Stay with me whist I dive into women's history briefly. Women weren't given the vote until 1918. Two years later a law was passed giving them legal rights to a further education. During both World Wars, women were called up to work in factories, on the railways, as firefighters, mechanics, bank clerks and by 1943, 85% of women had joined the workforce whilst keeping the hearths stoked at home. In a nutshell, women got rights, they studied, they worked, they earned and by doing so, within about 30 years, they had created a whole new culture for womankind.
If the first half of the 20th century brought nothing else to the table for women, it did bring an inevitability that traditions would be challenged and expectations for equality would change. We've seen it so many times in the fight for equal pay, the increased challenge to everyday sexism and of course in countless other ways too.
So is keeping your surname once you're married not just a nock to your identity, but to modern history, and the liberties it brought with it for womankind?

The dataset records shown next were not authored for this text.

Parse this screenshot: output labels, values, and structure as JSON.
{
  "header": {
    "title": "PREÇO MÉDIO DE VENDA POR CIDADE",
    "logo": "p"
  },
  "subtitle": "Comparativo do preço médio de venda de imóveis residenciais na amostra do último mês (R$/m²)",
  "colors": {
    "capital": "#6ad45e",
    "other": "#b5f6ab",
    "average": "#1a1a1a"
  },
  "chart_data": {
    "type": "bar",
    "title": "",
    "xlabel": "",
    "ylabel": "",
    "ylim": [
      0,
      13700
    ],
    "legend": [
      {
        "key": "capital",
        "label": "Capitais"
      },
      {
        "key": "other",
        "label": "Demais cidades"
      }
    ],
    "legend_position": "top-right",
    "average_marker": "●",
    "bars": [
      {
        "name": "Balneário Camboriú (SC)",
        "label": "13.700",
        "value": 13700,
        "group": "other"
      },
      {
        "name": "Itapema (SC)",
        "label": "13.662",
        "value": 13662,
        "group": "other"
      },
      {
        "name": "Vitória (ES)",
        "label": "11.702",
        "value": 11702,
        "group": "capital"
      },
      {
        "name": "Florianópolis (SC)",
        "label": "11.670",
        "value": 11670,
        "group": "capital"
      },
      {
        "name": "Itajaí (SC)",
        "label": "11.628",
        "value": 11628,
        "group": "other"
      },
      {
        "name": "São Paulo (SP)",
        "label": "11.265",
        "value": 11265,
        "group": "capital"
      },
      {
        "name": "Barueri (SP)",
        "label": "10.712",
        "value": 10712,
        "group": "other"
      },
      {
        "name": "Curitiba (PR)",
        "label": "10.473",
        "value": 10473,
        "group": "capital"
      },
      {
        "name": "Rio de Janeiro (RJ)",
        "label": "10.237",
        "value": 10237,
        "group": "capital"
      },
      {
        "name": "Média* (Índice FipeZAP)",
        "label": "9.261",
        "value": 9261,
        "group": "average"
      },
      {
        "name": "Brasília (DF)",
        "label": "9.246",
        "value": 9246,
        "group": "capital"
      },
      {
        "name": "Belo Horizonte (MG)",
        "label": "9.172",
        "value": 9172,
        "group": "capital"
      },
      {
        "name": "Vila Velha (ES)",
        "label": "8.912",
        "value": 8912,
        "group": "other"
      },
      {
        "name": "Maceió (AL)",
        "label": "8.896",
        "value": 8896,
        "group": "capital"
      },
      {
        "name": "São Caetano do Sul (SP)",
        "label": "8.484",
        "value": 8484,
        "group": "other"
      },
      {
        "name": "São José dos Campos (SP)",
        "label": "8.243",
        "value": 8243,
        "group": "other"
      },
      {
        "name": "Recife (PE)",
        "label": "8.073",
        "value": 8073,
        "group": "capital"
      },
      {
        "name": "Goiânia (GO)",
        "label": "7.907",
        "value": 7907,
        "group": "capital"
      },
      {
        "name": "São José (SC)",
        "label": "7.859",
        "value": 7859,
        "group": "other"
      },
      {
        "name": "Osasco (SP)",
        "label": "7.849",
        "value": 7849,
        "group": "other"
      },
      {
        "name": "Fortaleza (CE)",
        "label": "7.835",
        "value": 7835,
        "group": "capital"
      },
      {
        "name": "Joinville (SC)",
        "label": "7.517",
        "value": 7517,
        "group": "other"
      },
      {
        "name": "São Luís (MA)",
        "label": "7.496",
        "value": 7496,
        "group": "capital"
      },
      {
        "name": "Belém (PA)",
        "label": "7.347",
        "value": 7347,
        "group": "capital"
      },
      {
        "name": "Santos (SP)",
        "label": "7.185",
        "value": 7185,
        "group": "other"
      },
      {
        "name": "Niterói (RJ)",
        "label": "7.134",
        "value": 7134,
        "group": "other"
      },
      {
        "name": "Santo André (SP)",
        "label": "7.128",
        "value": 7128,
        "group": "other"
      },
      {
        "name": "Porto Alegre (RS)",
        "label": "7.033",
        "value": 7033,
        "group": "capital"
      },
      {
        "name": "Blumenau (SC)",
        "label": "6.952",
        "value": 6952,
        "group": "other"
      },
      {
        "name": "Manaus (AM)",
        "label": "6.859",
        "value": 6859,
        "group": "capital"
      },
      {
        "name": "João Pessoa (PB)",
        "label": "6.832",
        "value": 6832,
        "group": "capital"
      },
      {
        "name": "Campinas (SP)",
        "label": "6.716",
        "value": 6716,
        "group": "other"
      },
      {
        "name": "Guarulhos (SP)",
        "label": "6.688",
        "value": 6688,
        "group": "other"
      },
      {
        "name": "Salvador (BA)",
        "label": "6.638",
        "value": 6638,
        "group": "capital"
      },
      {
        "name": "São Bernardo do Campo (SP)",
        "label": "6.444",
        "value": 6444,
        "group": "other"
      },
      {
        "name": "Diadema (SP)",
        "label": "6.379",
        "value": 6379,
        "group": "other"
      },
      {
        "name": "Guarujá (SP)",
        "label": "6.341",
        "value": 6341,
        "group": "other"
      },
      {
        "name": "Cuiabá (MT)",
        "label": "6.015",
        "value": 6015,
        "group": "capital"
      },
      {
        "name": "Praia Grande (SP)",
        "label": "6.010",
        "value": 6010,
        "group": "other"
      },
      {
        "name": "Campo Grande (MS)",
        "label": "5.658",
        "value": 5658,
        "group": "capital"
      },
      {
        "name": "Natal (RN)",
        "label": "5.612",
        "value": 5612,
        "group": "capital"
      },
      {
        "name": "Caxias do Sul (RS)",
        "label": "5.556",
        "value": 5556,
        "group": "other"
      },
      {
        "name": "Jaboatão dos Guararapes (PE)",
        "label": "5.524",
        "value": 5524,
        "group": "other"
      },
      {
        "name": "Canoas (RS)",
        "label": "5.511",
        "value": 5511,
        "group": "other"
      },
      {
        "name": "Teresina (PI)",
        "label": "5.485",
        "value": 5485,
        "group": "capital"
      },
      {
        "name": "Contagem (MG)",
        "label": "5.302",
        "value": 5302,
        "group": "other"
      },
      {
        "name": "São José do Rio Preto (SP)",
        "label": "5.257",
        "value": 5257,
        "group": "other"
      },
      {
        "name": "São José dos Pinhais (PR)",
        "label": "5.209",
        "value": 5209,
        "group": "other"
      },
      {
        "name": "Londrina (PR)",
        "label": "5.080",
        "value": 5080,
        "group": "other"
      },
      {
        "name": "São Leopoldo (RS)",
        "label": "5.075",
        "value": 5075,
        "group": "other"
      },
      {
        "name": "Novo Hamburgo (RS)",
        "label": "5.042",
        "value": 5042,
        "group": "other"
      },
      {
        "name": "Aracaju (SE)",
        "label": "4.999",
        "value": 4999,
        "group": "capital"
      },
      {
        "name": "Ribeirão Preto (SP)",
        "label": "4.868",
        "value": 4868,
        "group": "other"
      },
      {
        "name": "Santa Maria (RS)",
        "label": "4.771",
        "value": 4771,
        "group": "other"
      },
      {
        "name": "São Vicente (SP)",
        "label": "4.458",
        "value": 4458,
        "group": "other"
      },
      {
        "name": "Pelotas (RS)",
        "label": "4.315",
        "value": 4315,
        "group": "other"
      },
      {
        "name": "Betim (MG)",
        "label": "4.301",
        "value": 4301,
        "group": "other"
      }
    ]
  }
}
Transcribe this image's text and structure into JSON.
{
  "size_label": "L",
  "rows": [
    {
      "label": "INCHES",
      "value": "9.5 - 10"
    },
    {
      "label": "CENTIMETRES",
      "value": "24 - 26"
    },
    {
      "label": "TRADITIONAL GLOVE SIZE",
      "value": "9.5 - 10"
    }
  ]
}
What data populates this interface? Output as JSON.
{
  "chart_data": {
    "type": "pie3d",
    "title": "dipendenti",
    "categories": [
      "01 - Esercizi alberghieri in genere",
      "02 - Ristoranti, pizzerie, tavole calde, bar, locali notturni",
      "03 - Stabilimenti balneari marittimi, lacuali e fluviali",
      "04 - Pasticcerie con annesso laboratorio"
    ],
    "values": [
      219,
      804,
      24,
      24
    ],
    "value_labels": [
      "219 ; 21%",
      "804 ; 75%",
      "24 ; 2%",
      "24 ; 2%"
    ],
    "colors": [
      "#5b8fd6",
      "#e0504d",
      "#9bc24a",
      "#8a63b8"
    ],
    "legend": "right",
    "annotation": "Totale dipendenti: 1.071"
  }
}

Identity and equality, in this context, are clearly of greater importance to some and less so to others. The majority of married women I know didn't take their husband's surname and for this blog, I wanted to get inside the heads of the women who did. The results didn't surprise me, but the way that some of them made me feel, definitely did.
According to You Gov, in 2016 59% of women took their husband's surname after marriage and 61% of men still want them to. By my reckoning, that means there's a potential 3% of women out there who are possibly living in the dog house out in the garden. But why make the choice to change your name?
Tradition plays the greatest part; a case of things always having been done a certain way. Second came the family unit; bringing children into the world, familial unity and cohesion, a belonging and common identity. Does the family unit define a woman more than a name? Should it therefore be easy to accept a name change with comfort and ease? Does taking on your husband's name feel like taking on a bit of someone else's culture and identity, from where you can create a unique something of your own? Other reasons for not changing a surname include administrative, cultural, professional and indeed, traditional (in the case of a family surname facing extinction.)
If I'm honest, all this talk of cohesion, unity and the creation of something new and distinctive made me feel a bit silly and selfish about not changing my name. I wanted to go straight home and apologise unreservedly to my long suffering husband who probably, very quietly, would have liked me to take his surname. And who'd listened without prejudice to me going on about identity and modern history for about the last 15 years. Had I created a disparate family and a mother - child disconnect out of my faintly militant approach to the whole name change thing? Suddenly I wanted to be that friend of mine who rushed to the toilet straight after her wedding ceremony and changed her status on Facebook to 'married', and with it her surname.
As it happens my feelings of regret didn't last long but I think I have tempered a little. Some things are more important, more current, perhaps even more relevant. Whether you changed your name or not, let's face it, you're still you. Whether you want to give a nod to modern history or not, you're probably (hopefully) still thankful for the freedoms afforded to you by the women who went before you. Women like my Granny, with the twinkle in her eye.